Imagine that your team is trying to decide what products to keep in stock ahead of a busy summer season. Your first decision is to determine the exact outcome that you’re looking for. Are you trying to maximize profit? Minimize customer complaints? Sell as much product as possible? 

Some obstacles are correlated, while others are independent of each other. You could maximize profits while customer complaints increase. 

Next, you want to make a list of all the options available. If the outcome is to maximize profits, then find the combination of the most profitable and popular products. Then prioritize those products in your supply chains and stores. 

Finally, make a list of obstacles that could prevent you from achieving these goals. For instance, particular parts may become sticking points in your supply chain. Perhaps you might miss a popular item partly due to its seasonality. 

In the end, you have a decision that has gone through checks and balances. The decision has survived a basic critical thinking process. 

Whether you use the above framework — or your own — the goal is to expose how you and your team make decisions. Once you know the process, you can better understand where the wrong assumptions typically happen. You can also feel more confident that you aren’t simply making random decisions and hoping that things work out. 

Dealing with too much or too little data 

Once you have a decision-making process, we can add data to it.

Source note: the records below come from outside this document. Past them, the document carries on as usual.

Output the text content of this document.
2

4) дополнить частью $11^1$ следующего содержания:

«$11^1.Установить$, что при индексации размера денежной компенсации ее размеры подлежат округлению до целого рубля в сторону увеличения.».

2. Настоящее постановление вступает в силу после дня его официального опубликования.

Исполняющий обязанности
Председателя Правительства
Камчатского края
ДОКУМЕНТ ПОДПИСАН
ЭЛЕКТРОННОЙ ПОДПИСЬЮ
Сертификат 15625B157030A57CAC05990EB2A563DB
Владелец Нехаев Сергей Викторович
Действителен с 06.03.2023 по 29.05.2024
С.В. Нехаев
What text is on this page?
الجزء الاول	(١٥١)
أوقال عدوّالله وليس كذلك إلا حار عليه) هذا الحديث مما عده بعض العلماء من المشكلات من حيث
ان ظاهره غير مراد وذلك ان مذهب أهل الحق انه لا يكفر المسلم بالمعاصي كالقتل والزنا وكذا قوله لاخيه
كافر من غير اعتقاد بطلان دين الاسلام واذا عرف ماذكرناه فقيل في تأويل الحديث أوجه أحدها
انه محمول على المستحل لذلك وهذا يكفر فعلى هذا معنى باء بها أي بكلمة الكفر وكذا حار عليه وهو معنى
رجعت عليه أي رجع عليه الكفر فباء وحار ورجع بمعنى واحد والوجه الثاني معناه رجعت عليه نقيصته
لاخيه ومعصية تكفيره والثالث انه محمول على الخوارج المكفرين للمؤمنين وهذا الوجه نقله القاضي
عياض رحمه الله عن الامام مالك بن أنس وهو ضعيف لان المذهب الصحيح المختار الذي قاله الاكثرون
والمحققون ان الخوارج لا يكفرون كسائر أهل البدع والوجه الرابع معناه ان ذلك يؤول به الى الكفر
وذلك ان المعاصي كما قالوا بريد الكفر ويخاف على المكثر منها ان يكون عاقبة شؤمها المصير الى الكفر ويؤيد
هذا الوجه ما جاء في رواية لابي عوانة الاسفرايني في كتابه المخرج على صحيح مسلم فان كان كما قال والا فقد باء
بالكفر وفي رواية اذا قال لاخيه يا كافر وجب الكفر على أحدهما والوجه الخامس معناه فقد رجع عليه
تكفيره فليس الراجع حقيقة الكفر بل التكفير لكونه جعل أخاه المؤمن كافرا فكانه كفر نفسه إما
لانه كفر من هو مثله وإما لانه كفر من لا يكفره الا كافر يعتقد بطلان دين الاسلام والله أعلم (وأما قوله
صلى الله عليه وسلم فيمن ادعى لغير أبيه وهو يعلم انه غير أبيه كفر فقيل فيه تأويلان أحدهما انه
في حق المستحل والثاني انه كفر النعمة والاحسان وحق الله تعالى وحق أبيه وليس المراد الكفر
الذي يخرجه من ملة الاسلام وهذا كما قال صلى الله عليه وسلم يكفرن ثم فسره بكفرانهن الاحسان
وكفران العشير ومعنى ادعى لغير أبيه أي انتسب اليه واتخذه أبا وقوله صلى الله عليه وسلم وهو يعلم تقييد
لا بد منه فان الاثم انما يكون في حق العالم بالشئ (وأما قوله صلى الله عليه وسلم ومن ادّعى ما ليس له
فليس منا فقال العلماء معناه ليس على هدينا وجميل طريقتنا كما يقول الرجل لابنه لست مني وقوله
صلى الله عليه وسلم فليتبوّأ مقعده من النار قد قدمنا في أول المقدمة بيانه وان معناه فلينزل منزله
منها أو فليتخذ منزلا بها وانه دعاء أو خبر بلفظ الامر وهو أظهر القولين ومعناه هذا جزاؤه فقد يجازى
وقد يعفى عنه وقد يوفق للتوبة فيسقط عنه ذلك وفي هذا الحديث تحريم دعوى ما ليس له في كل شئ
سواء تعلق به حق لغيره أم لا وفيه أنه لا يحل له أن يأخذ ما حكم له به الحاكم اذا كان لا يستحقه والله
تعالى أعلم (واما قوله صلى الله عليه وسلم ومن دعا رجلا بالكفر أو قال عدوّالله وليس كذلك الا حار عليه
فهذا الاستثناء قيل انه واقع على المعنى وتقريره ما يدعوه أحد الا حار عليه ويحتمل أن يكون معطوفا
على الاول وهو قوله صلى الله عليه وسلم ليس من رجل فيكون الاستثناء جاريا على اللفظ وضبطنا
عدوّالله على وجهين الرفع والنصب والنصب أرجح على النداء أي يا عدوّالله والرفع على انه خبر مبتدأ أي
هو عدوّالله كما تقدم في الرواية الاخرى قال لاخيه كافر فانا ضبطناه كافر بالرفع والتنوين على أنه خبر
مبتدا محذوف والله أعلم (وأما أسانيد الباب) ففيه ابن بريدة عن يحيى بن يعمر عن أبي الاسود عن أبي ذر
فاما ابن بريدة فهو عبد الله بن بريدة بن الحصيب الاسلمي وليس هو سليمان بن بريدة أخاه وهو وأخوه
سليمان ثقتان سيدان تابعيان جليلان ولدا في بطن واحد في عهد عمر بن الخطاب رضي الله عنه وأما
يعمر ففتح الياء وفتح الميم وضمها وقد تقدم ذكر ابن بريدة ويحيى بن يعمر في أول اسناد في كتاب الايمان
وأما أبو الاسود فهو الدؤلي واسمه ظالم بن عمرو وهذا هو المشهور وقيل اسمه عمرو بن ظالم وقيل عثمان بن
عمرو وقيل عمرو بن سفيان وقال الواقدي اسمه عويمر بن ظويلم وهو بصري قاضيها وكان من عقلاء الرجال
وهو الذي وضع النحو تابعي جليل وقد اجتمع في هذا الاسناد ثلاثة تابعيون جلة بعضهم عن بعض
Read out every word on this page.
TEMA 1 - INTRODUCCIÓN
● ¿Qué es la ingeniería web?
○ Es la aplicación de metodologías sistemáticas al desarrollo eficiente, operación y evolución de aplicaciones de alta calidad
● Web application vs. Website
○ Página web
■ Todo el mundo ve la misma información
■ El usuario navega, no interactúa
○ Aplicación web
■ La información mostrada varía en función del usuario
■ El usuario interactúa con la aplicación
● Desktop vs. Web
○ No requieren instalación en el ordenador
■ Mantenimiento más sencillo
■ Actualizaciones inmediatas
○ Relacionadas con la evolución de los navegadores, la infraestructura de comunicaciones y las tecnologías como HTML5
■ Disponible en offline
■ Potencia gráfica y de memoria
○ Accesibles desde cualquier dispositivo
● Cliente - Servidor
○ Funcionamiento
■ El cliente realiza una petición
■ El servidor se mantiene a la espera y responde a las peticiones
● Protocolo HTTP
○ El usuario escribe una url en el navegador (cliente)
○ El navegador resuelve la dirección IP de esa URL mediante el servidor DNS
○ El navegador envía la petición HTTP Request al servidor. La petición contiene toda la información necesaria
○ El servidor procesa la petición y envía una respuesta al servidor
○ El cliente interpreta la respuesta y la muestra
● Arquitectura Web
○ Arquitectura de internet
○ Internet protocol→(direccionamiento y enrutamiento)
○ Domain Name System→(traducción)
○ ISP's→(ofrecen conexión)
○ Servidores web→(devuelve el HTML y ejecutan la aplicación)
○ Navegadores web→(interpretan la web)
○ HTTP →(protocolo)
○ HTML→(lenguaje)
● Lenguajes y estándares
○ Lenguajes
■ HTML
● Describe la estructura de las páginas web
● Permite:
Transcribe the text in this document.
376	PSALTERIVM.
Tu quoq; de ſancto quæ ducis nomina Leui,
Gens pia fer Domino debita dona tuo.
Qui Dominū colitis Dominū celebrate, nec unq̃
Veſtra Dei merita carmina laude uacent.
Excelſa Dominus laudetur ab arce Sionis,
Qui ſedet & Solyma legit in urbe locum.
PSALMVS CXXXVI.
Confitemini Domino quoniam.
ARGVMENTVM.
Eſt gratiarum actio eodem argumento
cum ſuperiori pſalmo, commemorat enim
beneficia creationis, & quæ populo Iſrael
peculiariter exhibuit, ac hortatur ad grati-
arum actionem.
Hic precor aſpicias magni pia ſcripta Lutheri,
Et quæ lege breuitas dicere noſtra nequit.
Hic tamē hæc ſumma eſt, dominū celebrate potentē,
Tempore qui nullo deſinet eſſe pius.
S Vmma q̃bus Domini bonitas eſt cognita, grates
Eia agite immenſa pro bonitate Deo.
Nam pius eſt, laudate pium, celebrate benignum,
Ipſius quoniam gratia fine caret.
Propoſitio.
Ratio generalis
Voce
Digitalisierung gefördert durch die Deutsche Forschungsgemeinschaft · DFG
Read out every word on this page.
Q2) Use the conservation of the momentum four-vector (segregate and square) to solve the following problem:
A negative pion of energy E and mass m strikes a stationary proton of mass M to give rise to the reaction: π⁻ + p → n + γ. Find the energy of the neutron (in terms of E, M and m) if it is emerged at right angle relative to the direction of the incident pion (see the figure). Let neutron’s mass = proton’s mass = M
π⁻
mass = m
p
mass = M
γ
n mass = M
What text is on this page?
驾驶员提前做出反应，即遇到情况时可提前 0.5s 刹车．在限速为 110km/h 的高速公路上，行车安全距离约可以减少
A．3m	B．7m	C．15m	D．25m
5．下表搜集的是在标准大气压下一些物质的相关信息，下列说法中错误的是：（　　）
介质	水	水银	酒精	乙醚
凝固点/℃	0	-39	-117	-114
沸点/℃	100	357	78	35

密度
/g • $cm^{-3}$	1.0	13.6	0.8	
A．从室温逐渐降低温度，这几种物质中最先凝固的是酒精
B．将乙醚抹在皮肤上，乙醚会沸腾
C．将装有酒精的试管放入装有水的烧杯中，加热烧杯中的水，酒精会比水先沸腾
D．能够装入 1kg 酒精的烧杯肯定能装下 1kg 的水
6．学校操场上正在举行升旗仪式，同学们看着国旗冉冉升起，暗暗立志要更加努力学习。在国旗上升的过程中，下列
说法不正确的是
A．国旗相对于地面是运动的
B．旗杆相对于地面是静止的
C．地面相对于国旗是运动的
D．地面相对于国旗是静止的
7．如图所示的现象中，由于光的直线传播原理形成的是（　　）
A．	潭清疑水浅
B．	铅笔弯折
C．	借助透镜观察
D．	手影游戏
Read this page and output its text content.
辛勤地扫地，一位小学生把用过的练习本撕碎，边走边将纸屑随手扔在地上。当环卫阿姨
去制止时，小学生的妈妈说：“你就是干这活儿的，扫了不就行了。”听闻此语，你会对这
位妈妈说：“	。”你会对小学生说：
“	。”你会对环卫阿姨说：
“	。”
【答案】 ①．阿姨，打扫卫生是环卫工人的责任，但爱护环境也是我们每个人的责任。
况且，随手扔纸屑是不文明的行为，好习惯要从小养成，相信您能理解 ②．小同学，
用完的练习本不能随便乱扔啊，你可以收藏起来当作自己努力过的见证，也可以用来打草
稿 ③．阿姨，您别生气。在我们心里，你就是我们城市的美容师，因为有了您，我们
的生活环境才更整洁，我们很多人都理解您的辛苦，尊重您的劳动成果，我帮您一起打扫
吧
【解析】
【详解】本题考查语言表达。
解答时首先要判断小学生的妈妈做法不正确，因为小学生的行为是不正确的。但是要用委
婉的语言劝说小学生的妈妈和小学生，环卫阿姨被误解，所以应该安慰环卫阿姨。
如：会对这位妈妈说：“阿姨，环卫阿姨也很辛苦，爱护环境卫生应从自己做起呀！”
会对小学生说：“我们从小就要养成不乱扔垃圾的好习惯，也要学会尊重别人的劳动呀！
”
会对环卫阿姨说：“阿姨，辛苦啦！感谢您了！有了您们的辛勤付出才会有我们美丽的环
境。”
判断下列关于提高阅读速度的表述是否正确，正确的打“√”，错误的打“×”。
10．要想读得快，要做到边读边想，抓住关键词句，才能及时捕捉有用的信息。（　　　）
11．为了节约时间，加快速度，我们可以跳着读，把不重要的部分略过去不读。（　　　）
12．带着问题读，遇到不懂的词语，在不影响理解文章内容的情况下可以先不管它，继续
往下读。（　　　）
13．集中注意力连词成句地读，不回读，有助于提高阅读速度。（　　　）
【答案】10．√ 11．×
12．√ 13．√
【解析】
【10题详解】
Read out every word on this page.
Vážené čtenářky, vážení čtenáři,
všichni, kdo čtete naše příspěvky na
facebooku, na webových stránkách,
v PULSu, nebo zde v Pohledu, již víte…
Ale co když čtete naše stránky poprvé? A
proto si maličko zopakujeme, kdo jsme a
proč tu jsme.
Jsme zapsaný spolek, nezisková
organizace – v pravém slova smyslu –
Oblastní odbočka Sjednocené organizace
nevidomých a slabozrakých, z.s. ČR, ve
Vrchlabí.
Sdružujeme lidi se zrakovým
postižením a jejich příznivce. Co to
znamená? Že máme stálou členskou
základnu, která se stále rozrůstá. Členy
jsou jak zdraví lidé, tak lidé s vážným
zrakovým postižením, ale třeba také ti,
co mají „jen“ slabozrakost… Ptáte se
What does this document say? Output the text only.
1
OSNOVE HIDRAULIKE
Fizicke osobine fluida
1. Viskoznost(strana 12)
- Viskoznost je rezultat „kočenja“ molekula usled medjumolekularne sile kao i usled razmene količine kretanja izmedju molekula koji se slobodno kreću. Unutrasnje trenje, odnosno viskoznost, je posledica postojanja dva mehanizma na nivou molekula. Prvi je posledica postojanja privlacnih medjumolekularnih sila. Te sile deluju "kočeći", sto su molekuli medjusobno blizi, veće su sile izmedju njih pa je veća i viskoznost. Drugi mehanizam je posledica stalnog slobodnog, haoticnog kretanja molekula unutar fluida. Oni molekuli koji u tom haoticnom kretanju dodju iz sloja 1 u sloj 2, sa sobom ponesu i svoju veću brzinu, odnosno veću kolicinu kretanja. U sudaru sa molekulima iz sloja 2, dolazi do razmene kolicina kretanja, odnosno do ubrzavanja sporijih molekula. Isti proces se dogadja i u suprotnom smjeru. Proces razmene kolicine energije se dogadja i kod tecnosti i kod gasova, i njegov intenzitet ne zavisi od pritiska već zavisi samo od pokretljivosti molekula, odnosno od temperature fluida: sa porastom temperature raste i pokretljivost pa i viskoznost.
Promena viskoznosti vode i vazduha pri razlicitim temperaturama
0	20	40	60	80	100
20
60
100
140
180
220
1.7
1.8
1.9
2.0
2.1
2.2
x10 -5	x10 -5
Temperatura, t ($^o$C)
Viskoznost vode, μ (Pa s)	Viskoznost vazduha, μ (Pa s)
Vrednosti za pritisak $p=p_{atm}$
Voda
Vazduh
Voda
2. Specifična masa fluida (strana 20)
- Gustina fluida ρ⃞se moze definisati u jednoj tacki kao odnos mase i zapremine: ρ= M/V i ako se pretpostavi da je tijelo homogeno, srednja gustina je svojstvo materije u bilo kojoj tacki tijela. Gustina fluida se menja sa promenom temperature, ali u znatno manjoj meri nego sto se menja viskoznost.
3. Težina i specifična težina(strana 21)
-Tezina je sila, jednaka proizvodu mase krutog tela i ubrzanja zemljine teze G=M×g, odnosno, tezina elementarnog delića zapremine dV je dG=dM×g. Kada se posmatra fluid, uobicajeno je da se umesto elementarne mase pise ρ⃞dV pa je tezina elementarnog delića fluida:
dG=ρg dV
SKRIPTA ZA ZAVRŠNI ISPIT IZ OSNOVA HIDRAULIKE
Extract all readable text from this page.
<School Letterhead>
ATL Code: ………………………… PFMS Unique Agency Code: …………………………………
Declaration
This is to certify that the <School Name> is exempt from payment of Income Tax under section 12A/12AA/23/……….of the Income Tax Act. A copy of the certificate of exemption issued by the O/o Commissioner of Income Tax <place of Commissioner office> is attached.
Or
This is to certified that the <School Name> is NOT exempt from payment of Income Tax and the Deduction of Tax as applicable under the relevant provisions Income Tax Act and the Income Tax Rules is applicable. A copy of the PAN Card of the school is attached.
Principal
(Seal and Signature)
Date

There are only three things that can happen here -- too much data, too little data or just enough data.  

Remember that data is meant to inform you along your decision-making process. It will not give the right answer, but it will provide clues. Let’s look at the three data scenarios. 

Too much data is an ironic outcome. The ease by which we collect data has increased over the years, and now companies can capture an incredible amount of data. The challenge is in knowing what to do with it. 

Any of the following strategies can be employed to deal with too much data: 

·  Pick the three most important points or insights. 

·  Debate among your team the “what does it mean”

·  Look at fewer reports or dashboards 

The theme behind all of these strategies is using fewer data. That may sound counterintuitive, but too much data can paralyze you. You try to take in too much and you are therefore unable to act. 

Imagine that you’re driving and the car is giving you updates on every single function taking place. You would be completely overwhelmed and unable to drive. Instead, cars give updates when relevant — when fuel is running low or the oil needs changing.  

Tackle the data overwhelm by looking for a handful of important points and move on. As you move, you’ll get feedback, and can then adjust. The same happens when you drive and the car gives feedback to slow down or move the steering wheel. 

Too little data is the opposite problem. The world was hit with a pandemic of which we knew very little. In these situations, you have to do your best with whatever you have. Companies benefit from leadership teams who can rely on their experience to decide best how to act. 

When you have too little data, you still need to move, but you also need to spend more time thinking of potential obstacles and risks. What could go wrong? How do we prevent it or deal with it? 

Just enough data is where we all want to be. Things are rarely perfect, and it is common to shift between too much and too little data. Over time, teams will learn the right amount of data for them and how to stay in the “ideal” zone. 

Making data-driven decisions is about understanding your process and then adding just the right amount of data.